Harry James 08/09/2007 04:29

Quel est ton but, Faux Rêveur, qd tu prétends qu'écrire un récit à partir d'une liste de mots imposés est, je te cite, une "contrainte", un "défi" ?Tu n'es pas inculte, tu sais très bien que ce procédé est utilisé depuis plus de vingt ans par les thérapeutes pour faciliter l'élaboration de textes aux ados qui ont des pb cognitifs et d'imagination.Il est en effet bcp plus facile d'écrire en s'imposant une liste de mots, repères qui, pour les attardés mentaux, permettent - tout en jouant - de créer des associations d'idées, et les résultats sont prodigieux.De même, bcp d'apprentis poètes ou prosateurs s'aident, chez eux, qd ils sont en manque d'inspiration, d'un dico : ils ouvrent les pages au hasard en pointant par ex. une dizaine de mots.Ces mots, une fois imposés, permettent de pondre un texte avec une déconcertante facilité.

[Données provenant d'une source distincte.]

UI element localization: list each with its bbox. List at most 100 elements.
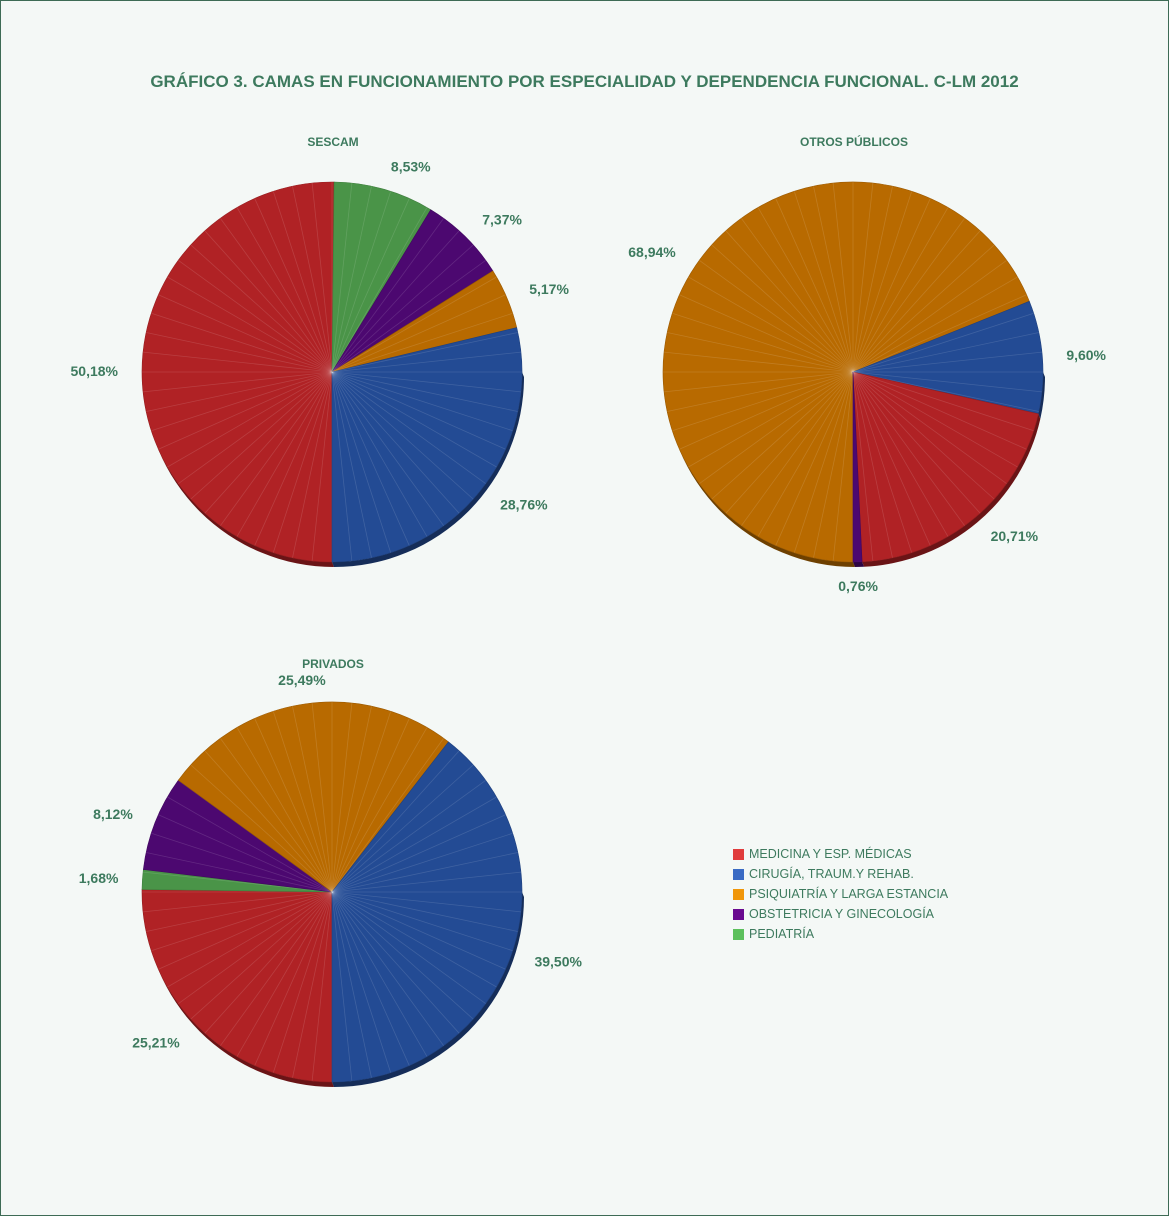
- pie-facet-line: [679, 294, 854, 373]
- pie-facet-line: [146, 852, 333, 893]
- pie-facet-line: [740, 371, 854, 526]
- pie-facet-line: [158, 371, 333, 450]
- pie-facet-line: [151, 891, 333, 952]
- pie-facet-line: [711, 244, 854, 373]
- pie-facet-line: [852, 191, 913, 373]
- pie-facet-line: [158, 814, 333, 893]
- pie-facet-line: [331, 738, 445, 893]
- pie-facet-line: [272, 371, 333, 553]
- pie-slice-psiquiatria: [662, 181, 1030, 563]
- pie-facet-line: [331, 371, 522, 393]
- pie-facet-line: [852, 182, 874, 373]
- pie-facet-line: [254, 718, 333, 893]
- pie-facet-line: [331, 371, 497, 468]
- legend-item-cirugia: CIRUGÍA, TRAUM.Y REHAB.: [733, 864, 948, 884]
- pie-label-cirugia: 9,60%: [1066, 347, 1106, 363]
- pie-facet-line: [757, 371, 854, 537]
- pie-facet-line: [331, 871, 522, 893]
- pie-slice-pediatria: [331, 181, 432, 374]
- pie-facet-line: [178, 371, 333, 485]
- legend-label: CIRUGÍA, TRAUM.Y REHAB.: [749, 867, 914, 881]
- pie-facet-line: [178, 259, 333, 373]
- main-title: GRÁFICO 3. CAMAS EN FUNCIONAMIENTO POR E…: [150, 72, 1019, 91]
- pie-facet-line: [852, 259, 1007, 373]
- pie-facet-line: [699, 259, 854, 373]
- pie-facet-line: [146, 891, 333, 932]
- pie-facet-line: [311, 891, 333, 1082]
- pie-label-medicina: 20,71%: [991, 528, 1039, 544]
- pie-label-pediatria: 1,68%: [79, 870, 119, 886]
- pie-facet-line: [852, 351, 1043, 373]
- pie-facet-line: [852, 371, 1027, 450]
- pie-facet-line: [725, 230, 854, 373]
- pie-facet-line: [793, 371, 854, 553]
- pie-facet-line: [832, 371, 854, 562]
- pie-facet-line: [167, 276, 333, 373]
- legend-swatch: [733, 928, 744, 940]
- pie-facet-line: [331, 371, 513, 432]
- pie-facet-line: [672, 371, 854, 432]
- pie-facet-line: [311, 182, 333, 373]
- pie-facet-line: [852, 371, 1039, 412]
- pie-slice-medicina: [141, 889, 333, 1083]
- pie-facet-line: [852, 244, 995, 373]
- pie-facet-line: [151, 371, 333, 432]
- pie-slice-cirugia: [851, 300, 1044, 415]
- pie-label-psiquiatria: 68,94%: [628, 244, 676, 260]
- pie-label-obstetricia: 8,12%: [93, 806, 133, 822]
- pie-facet-line: [740, 218, 854, 373]
- pie-2: 25,21% 1,68% 8,12% 25,49% 39,50%: [79, 672, 582, 1087]
- pie-facet-line: [331, 230, 460, 373]
- pie-facet-line: [331, 259, 486, 373]
- pie-facet-line: [775, 371, 854, 546]
- legend-item-pediatria: PEDIATRÍA: [733, 924, 948, 944]
- pie-facet-line: [331, 764, 474, 893]
- pie-rim-medicina: [862, 413, 1041, 567]
- pie-facet-line: [331, 891, 445, 1046]
- pie-facet-line: [190, 244, 333, 373]
- pie-facet-line: [146, 332, 333, 373]
- pie-facet-line: [331, 244, 474, 373]
- pie-slice-obstetricia: [143, 779, 334, 893]
- pie-facet-line: [331, 891, 428, 1057]
- pie-title-privados: PRIVADOS: [302, 657, 364, 671]
- pie-facet-line: [142, 891, 333, 913]
- pie-facet-line: [331, 371, 474, 500]
- pie-label-medicina: 25,21%: [132, 1034, 180, 1050]
- pie-facet-line: [711, 371, 854, 500]
- pie-facet-line: [667, 332, 854, 373]
- pie-facet-line: [236, 207, 333, 373]
- pie-slice-obstetricia: [852, 371, 863, 563]
- pie-facet-line: [292, 186, 333, 373]
- pie-facet-line: [852, 371, 1034, 432]
- pie-facet-line: [331, 207, 428, 373]
- pie-label-pediatria: 8,53%: [391, 158, 431, 174]
- pie-facet-line: [158, 891, 333, 970]
- pie-facet-line: [219, 218, 333, 373]
- pie-facet-line: [688, 276, 854, 373]
- pie-facet-line: [331, 891, 518, 932]
- pie-facet-line: [852, 312, 1034, 373]
- legend-label: MEDICINA Y ESP. MÉDICAS: [749, 847, 912, 861]
- pie-facet-line: [292, 706, 333, 893]
- pie-facet-line: [331, 891, 497, 988]
- pie-facet-line: [331, 702, 353, 893]
- pie-slice-cirugia: [331, 741, 523, 1083]
- pie-facet-line: [331, 891, 474, 1020]
- pie-facet-line: [236, 371, 333, 537]
- pie-label-psiquiatria: 25,49%: [278, 672, 326, 688]
- pie-facet-line: [331, 351, 522, 373]
- pie-facet-line: [331, 312, 513, 373]
- pie-facet-line: [331, 371, 518, 412]
- pie-facet-line: [331, 371, 410, 546]
- pie-facet-line: [204, 891, 333, 1034]
- pie-facet-line: [254, 371, 333, 546]
- pie-facet-line: [331, 371, 353, 562]
- pie-facet-line: [757, 207, 854, 373]
- pie-facet-line: [331, 796, 497, 893]
- pie-label-obstetricia: 7,37%: [482, 212, 522, 228]
- pie-facet-line: [331, 891, 392, 1073]
- legend-item-medicina: MEDICINA Y ESP. MÉDICAS: [733, 844, 948, 864]
- pie-facet-line: [852, 371, 893, 558]
- pie-label-psiquiatria: 5,17%: [529, 281, 569, 297]
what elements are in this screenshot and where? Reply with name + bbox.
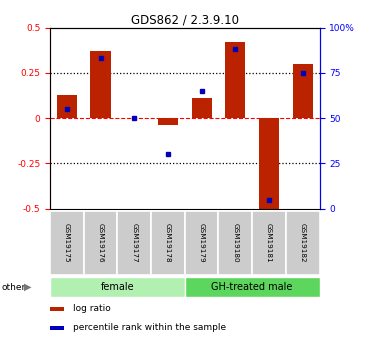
Text: GSM19180: GSM19180: [232, 224, 238, 263]
Bar: [50, 307, 64, 311]
Text: GSM19177: GSM19177: [131, 224, 137, 263]
Text: GSM19182: GSM19182: [300, 224, 306, 263]
Bar: [225, 42, 246, 118]
Title: GDS862 / 2.3.9.10: GDS862 / 2.3.9.10: [131, 13, 239, 27]
Text: other: other: [2, 283, 26, 292]
Text: percentile rank within the sample: percentile rank within the sample: [73, 323, 226, 332]
Text: log ratio: log ratio: [73, 304, 111, 314]
Text: GSM19175: GSM19175: [64, 224, 70, 263]
Text: ▶: ▶: [24, 282, 32, 292]
Bar: [158, 118, 178, 125]
Text: GSM19176: GSM19176: [97, 224, 104, 263]
Bar: [293, 64, 313, 118]
Text: GSM19181: GSM19181: [266, 224, 272, 263]
Text: GSM19178: GSM19178: [165, 224, 171, 263]
Bar: [50, 326, 64, 330]
Text: female: female: [100, 282, 134, 292]
FancyBboxPatch shape: [50, 277, 185, 297]
Bar: [259, 118, 279, 209]
FancyBboxPatch shape: [219, 211, 252, 275]
FancyBboxPatch shape: [286, 211, 320, 275]
FancyBboxPatch shape: [185, 277, 320, 297]
Bar: [57, 95, 77, 118]
Text: GSM19179: GSM19179: [199, 224, 205, 263]
FancyBboxPatch shape: [151, 211, 185, 275]
Text: GH-treated male: GH-treated male: [211, 282, 293, 292]
Bar: [90, 51, 111, 118]
FancyBboxPatch shape: [84, 211, 117, 275]
Bar: [192, 98, 212, 118]
FancyBboxPatch shape: [185, 211, 219, 275]
FancyBboxPatch shape: [50, 211, 84, 275]
FancyBboxPatch shape: [117, 211, 151, 275]
FancyBboxPatch shape: [252, 211, 286, 275]
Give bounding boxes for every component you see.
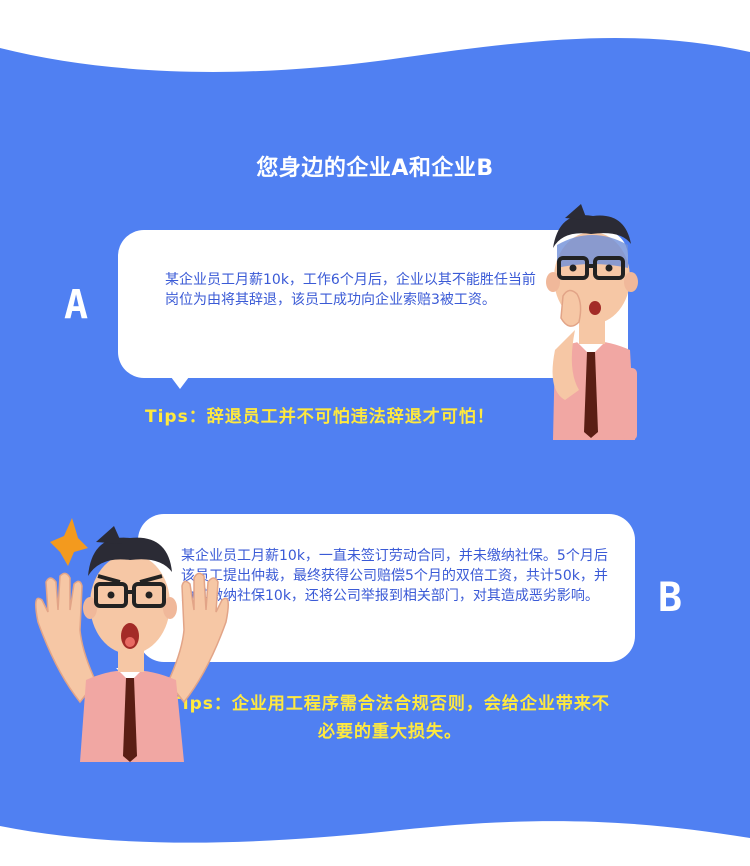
page-title: 您身边的企业A和企业B: [256, 156, 494, 181]
case-a-tip: Tips：辞退员工并不可怕违法辞退才可怕！: [145, 407, 495, 427]
surprise-burst-icon: [50, 518, 88, 566]
case-a-letter: A: [64, 282, 89, 328]
case-a-speech-bubble: [118, 230, 628, 378]
case-b-tip: Tips：企业用工程序需合法合规否则，会给企业带来不必要的重大损失。: [170, 694, 610, 742]
surprised-man-illustration: [35, 518, 229, 762]
case-a-bubble-tail: [171, 377, 189, 389]
case-a-description: 某企业员工月薪10k，工作6个月后，企业以其不能胜任当前岗位为由将其辞退，该员工…: [165, 272, 536, 308]
case-b-letter: B: [658, 575, 683, 621]
case-b-description: 某企业员工月薪10k，一直未签订劳动合同，并未缴纳社保。5个月后该员工提出仲裁，…: [181, 548, 608, 604]
worried-man-illustration: [546, 204, 638, 440]
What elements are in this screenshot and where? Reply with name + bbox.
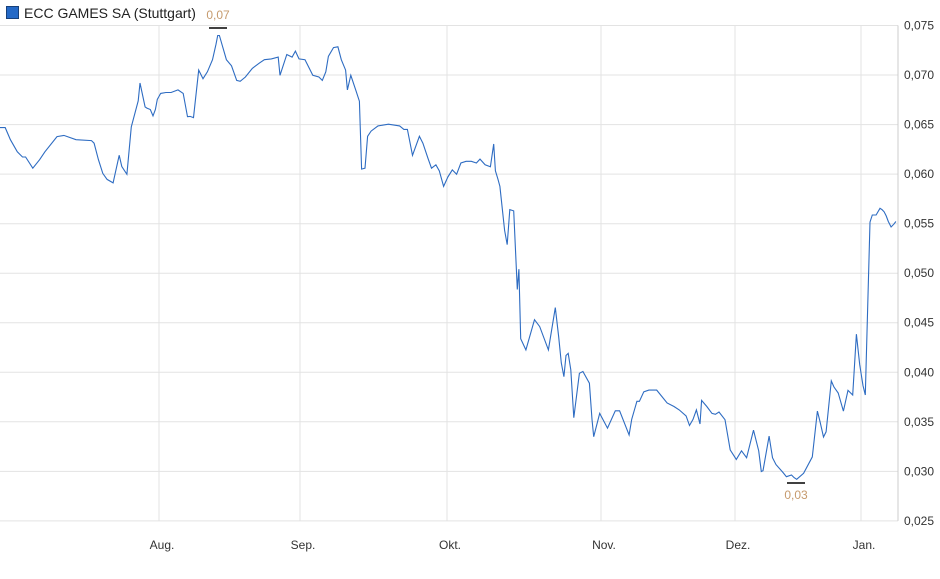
svg-text:0,070: 0,070 bbox=[904, 68, 934, 82]
svg-text:0,055: 0,055 bbox=[904, 217, 934, 231]
svg-text:0,025: 0,025 bbox=[904, 514, 934, 528]
svg-text:0,035: 0,035 bbox=[904, 415, 934, 429]
svg-text:Nov.: Nov. bbox=[592, 538, 616, 552]
svg-text:Sep.: Sep. bbox=[291, 538, 316, 552]
svg-text:0,060: 0,060 bbox=[904, 167, 934, 181]
svg-text:0,065: 0,065 bbox=[904, 118, 934, 132]
svg-text:Aug.: Aug. bbox=[150, 538, 175, 552]
svg-text:Okt.: Okt. bbox=[439, 538, 461, 552]
svg-text:0,075: 0,075 bbox=[904, 19, 934, 33]
svg-text:0,07: 0,07 bbox=[206, 8, 230, 22]
svg-text:0,040: 0,040 bbox=[904, 365, 934, 379]
svg-text:Dez.: Dez. bbox=[726, 538, 751, 552]
svg-text:0,050: 0,050 bbox=[904, 266, 934, 280]
svg-text:0,045: 0,045 bbox=[904, 316, 934, 330]
svg-text:0,03: 0,03 bbox=[784, 488, 808, 502]
svg-text:Jan.: Jan. bbox=[853, 538, 876, 552]
svg-text:0,030: 0,030 bbox=[904, 464, 934, 478]
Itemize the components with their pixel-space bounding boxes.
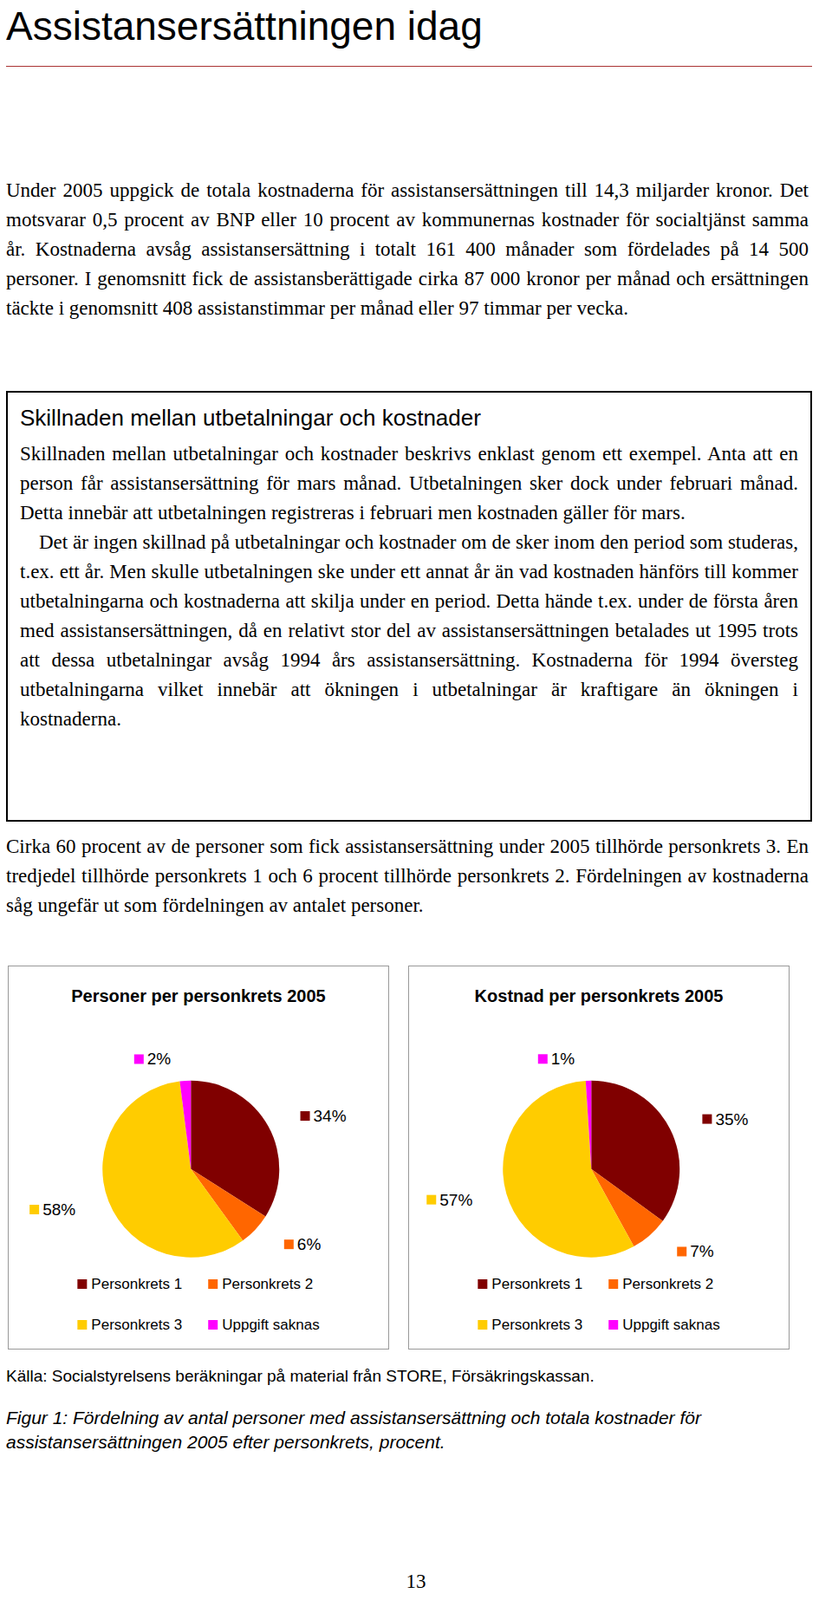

Faux rêveur 08/09/2007 09:33

et bien si la facilité est déconcertante comme tu dis, relis ce que j'en dis exactement : en écrire un par jour. Replace ça dans le contexte de quelqu'un qui a des blocages d'écriture l'empêchant d'écrire une ligne parfois pendant des mois (pas par manque d'imagination, mais de confiance en sa capacité à être à la hauteur des idées). Puis, regarde la façon dont j'écris les textes. Parce que oui, pour écrire n'importe quoi à partir d'une liste, c'est très facile, d'ailleurs je le fais parfois quand mon imagination paresse. Mais pour écrire quelque chose qui ait vraiment un sens, c'est plus dur. Surtout quand la liste contient des mots un peu (voire très) inhabituels, ou fort contrastés. Le "n'importe quoi" guette, pas loin... le blocage aussi si la liste est trop corsée.Et si c'est si facile, pourquoi est-ce qu'on continue, dans quasi tous les ateliers d'écriture, d'en faire un exercice, un défi ? Le but ne serait-il pas différent de l'écriture (quasi) automatique recherchée en thérapie, entièrement dictée par les mots, sans chercher à en faire autre chose que ce qu'ils dictent en première lecture ? La liste est alors choisie spécifiquement pour ne pas être bloquante. Tu compares deux choses qui, en utilisant en apparence les mêmes méthodes, ne visent pas le même objectif. Bref, vas-y, ne te gène pas pour te soumettre au même défi (je persiste) d'en écrire un par jour minimum, qui soit le plus possible de vrais textes et pas de simples exercices. On verra bien si tu arrives à des résultats cohérents. Je ne dis pas que tous les textes repris ici le sont. Mais je suis assez fier de certains résultats.